Courtesy CKY Studio, Copyright © Alice Clancy.
Review
Chun Kwang Young: Times Reimagined
April 23 – November 27, 2022
Palazzo Contarini Polignac, Dorsoduro 874, Venice
Painting as sculpture as work in paper. These are interesting objects, #wellhaveourbits[parcels]to carry.
Chun Kwang Young’s works present a different visual and art practical tradition. The artist creates little parcels out of Hanji, traditional Korean mulberry paper, out of which he constitutes his object-paintings. The form of the small packages recalls medicine bags which the artist encountered during his childhood. The paintings resemble bonbons or sweets, arrows, parcels, letters; fire, water, planetary surfaces; ruins, even trash. And then they are so very precious.
The forms of the relief works reflect socio-environmental subjects and abnormalities caused by human failure, such as nuclear and technological accidents, or climate change. Despite their by times violent shapes the paintings convey a sense of reflection and healing. The artist regards wrapping, in its lengthy and repetitive nature, as an act of creating meaning. In that sense, these paintings are heavily loaded.

Courtesy CKY Studio, Copyright © Alice Clancy.
The time carried within the works emanates a different temporality: the longer you look, the more it unfolds. Like an everlasting cell. The surfaces recall prehistoric rocks, extra-terrestrial objects, ashes, and dinosaurs.

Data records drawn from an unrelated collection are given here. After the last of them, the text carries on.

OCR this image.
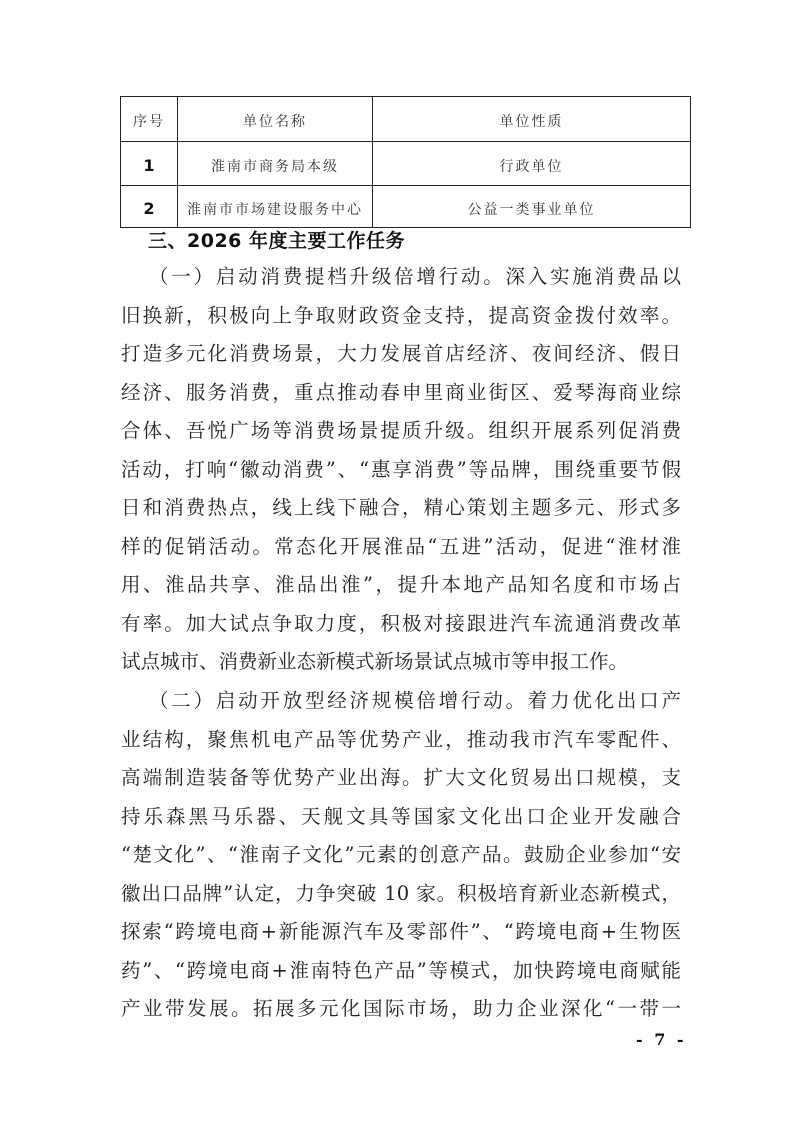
序号	单位名称	单位性质
1	淮南市商务局本级	行政单位
2	淮南市市场建设服务中心	公益一类事业单位
三、2026 年度主要工作任务
（一）启动消费提档升级倍增行动。深入实施消费品以
旧换新，积极向上争取财政资金支持，提高资金拨付效率。
打造多元化消费场景，大力发展首店经济、夜间经济、假日
经济、服务消费，重点推动春申里商业街区、爱琴海商业综
合体、吾悦广场等消费场景提质升级。组织开展系列促消费
活动，打响“徽动消费”、“惠享消费”等品牌，围绕重要节假
日和消费热点，线上线下融合，精心策划主题多元、形式多
样的促销活动。常态化开展淮品“五进”活动，促进“淮材淮
用、淮品共享、淮品出淮”，提升本地产品知名度和市场占
有率。加大试点争取力度，积极对接跟进汽车流通消费改革
试点城市、消费新业态新模式新场景试点城市等申报工作。
（二）启动开放型经济规模倍增行动。着力优化出口产
业结构，聚焦机电产品等优势产业，推动我市汽车零配件、
高端制造装备等优势产业出海。扩大文化贸易出口规模，支
持乐森黑马乐器、天舰文具等国家文化出口企业开发融合
“楚文化”、“淮南子文化”元素的创意产品。鼓励企业参加“安
徽出口品牌”认定，力争突破 10 家。积极培育新业态新模式，
探索“跨境电商+新能源汽车及零部件”、“跨境电商+生物医
药”、“跨境电商+淮南特色产品”等模式，加快跨境电商赋能
产业带发展。拓展多元化国际市场，助力企业深化“一带一
- 7 -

Wrapped in a contemporary fashion.
The interaction of the works with the architecture of the Palazzo Contarini Polignac is outstanding. One guiding principle of Chun Kwang Young’s practice is that of interconnectedness. In contrast, he marks a social disconnection as one of today’s most pressing issues. Chun Kwang Young’s works installed in this 18th-century palace seem an encounter of humans, nature, technology, past, present and future, reflection and activation.
If you want to get away from all the city trouble and activity: retreat to Hanji House, installed in a garden next to Palazzo Contarini Polignac. The work is a collaboration between Chun Kwang Young and Italian architect Stefano Boeri. In a foldable house you dive into a paper universe created by a 3-d digital animation taking up fragments from Chun Kwang Young’s paintings. The animation is underlined with subtle, slow synthetic music. The experience is meditative and immersive, building up a distance to the outside, and to oneself. It is future-contemporary-technological peace between human and machine. Let’s hope it is the future of technology.